Wer einer Ordnungswidrigkeit beschuldigt wird und mit Hilfe eines selbst in Auftrag gegebenen Privatgutachtens seine Unschuld beweist, hat Anspruch auf Erstattung der entstandenen Gutachterkosten, soweit diese nicht unverhältnismäßig sind.

Der Inhaber zweier Pizzerien im Raum Chemnitz erhielt im August 2017 einen Bußgeldbescheid wegen Überschreitung der erlaubten Höchstgeschwindigkeit außerhalb geschlossener Ortschaften um 64 km/h. Der Bußgeldbescheid lautete

  • über einen Zahlungsbetrag in Höhe von 440 EUR zuzüglich Kosten,
  • ein zweimonatiges Fahrverbot
  • sowie zwei Punkte in der Verkehrssünderkartei.

Die Bußgeldbehörde stellte auf die Blitzerfotos ab

Der Betreiber der Pizzerien wehrte sich mit der Einlassung, dass er zum fraglichen Zeitpunkt das Fahrzeug nicht geführt habe.
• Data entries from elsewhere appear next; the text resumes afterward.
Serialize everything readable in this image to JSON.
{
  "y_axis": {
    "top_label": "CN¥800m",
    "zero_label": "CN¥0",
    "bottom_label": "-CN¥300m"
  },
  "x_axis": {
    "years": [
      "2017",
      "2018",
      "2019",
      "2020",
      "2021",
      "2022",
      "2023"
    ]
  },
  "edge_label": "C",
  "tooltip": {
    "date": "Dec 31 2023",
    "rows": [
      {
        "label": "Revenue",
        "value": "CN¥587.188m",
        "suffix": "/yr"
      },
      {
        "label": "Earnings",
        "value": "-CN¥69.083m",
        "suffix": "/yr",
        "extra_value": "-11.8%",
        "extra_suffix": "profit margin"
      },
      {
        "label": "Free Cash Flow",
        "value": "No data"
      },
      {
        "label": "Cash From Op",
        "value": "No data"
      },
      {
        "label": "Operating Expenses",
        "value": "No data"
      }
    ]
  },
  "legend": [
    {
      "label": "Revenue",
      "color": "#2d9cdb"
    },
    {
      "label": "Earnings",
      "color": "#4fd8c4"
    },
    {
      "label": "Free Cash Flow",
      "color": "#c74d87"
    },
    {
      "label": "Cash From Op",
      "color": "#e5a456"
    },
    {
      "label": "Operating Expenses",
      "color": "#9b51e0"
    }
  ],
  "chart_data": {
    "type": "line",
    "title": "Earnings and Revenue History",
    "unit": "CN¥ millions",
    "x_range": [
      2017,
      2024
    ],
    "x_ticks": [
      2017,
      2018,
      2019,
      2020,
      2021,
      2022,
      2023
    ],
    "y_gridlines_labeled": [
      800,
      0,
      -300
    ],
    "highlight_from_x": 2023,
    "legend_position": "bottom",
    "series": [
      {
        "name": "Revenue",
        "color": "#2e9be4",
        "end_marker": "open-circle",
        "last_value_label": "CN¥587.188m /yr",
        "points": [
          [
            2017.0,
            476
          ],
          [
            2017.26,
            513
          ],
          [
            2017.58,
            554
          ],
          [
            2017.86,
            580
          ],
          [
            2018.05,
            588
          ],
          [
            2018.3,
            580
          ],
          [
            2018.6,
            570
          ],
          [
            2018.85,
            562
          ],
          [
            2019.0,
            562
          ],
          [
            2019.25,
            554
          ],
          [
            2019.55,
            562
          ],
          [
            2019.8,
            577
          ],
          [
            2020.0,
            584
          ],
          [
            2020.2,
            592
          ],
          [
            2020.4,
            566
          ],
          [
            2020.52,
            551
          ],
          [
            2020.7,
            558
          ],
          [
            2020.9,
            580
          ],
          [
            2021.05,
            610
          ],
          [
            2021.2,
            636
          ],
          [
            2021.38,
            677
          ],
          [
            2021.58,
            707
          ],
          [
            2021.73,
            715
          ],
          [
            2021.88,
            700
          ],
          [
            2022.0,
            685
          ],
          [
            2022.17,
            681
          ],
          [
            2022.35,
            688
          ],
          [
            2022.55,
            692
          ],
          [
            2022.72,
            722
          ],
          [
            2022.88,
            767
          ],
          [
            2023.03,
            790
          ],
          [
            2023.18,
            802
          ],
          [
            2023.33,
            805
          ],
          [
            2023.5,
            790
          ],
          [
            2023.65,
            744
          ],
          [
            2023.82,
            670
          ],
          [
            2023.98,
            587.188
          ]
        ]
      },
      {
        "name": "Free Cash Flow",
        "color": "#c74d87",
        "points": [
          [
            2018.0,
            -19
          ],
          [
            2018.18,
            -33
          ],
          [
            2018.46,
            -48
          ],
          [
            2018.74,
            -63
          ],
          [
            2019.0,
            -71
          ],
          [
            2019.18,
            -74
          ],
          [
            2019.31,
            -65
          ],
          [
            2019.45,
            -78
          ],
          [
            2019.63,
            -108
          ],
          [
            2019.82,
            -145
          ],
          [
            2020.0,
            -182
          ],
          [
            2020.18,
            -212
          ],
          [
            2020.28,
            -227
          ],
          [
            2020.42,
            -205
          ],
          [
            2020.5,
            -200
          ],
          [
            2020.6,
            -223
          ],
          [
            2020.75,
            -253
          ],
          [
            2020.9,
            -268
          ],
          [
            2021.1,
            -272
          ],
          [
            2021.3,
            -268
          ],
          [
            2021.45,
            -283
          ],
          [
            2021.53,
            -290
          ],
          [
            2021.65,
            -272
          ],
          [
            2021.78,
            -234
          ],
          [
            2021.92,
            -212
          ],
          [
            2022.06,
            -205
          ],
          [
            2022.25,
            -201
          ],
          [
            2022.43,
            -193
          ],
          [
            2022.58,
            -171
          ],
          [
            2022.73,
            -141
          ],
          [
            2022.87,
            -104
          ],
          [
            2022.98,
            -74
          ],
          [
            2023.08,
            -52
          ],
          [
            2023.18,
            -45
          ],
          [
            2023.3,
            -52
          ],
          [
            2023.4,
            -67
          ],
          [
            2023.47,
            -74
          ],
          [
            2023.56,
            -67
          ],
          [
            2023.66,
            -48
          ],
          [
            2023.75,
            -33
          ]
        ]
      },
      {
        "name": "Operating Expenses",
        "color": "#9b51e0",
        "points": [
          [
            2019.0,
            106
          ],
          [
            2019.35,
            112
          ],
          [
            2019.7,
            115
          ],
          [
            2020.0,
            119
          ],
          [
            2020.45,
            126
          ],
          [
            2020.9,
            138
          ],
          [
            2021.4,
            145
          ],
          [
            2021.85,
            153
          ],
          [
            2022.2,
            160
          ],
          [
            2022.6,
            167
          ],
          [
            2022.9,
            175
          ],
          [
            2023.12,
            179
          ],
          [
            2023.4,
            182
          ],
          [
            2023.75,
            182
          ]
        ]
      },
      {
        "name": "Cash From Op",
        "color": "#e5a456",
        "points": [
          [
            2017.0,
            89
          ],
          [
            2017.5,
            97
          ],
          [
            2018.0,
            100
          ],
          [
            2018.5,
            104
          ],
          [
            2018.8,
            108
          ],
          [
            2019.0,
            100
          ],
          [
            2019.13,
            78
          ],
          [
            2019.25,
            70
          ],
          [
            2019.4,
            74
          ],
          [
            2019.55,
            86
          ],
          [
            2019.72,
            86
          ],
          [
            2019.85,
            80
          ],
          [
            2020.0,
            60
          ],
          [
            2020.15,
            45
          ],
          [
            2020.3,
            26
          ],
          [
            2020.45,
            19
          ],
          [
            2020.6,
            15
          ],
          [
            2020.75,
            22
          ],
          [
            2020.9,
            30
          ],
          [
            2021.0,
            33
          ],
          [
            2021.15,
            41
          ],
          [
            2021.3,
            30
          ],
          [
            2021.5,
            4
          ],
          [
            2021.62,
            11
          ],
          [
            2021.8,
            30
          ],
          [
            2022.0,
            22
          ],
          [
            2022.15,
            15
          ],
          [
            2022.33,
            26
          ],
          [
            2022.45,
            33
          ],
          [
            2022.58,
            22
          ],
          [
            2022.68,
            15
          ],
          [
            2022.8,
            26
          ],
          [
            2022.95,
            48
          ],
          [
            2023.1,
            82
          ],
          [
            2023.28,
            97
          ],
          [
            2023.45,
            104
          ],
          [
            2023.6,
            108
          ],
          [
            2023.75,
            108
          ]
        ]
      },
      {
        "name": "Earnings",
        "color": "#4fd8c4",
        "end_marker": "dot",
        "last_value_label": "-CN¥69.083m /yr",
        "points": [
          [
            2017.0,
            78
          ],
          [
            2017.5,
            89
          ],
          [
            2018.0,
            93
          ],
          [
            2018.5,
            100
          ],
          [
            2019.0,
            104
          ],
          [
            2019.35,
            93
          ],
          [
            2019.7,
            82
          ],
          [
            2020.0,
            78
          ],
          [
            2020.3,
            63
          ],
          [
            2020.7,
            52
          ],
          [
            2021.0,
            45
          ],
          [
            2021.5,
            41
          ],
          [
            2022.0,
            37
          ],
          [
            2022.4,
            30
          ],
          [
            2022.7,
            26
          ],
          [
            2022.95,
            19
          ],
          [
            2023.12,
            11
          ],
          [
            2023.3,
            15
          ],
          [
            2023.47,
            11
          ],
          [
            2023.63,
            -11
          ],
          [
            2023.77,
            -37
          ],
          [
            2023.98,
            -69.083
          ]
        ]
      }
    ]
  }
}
Die Bußgeldbehörde ließ sich hierdurch aber nicht beeindrucken und war von der Unrichtigkeit dieser Einlassung überzeugt.

  • Auf den anlässlich der Geschwindigkeitsmessung angefertigten Beweisfotos sei der Betroffene deutlich zu erkennen.
  • Mit seinem Einspruch könne er daher nicht durchdringen.

Anthropologisches Gutachten beweist die Unschuld des Betroffenen

Auf Anraten seines Verteidigers ließ der Betroffene bei der Dekra ein anthropologisches Gutachten erstellen. Der Dekra-Sachverständige kam zu dem Ergebnis, dass das anlässlich der Geschwindigkeitskontrolle angefertigte Foto nicht die Person des beschuldigten Pizzeria-Inhabers zeigte, sondern eine andere Person. Auf Antrag seines Verteidigers wurde das Ermittlungsverfahren daraufhin durch die StA Chemnitz eingestellt. Die notwendigen Auslagen des beschuldigten Verkehrsteilnehmers wurden der Staatskasse auferlegt.

Bezirksrevisorin beanstandet die geltend gemachten Kosten

Der anschließend vom Verteidiger gegenüber der Staatskasse geltendgemachte Anspruch auf Erstattung der Auslagen belief sich auf insgesamt ca. 2.200 EUR. Dieser Betrag erschien der Bezirksrevisorin überhöht. Infolge ihrer Einwendungen wurde schließlich ein Erstattungsbetrag in Höhe von lediglich 1.289,29 EUR festgesetzt.

  • Die Einwendungen der Bezirksrevisorin betrafen insbesondere die geltend machten Kosten des Privatgutachters. Diese wurden auf 95 EUR heruntergesetzt in Anlehnung an die Honorargruppe 7 der Anlage 9 zu § 9 Abs. 1 JVEG.
  • Die Anwaltsgebühren, die 20 % über den Mittelgebühren lagen, wurden sämtlich auf die Mittelgebühren heruntergestuft.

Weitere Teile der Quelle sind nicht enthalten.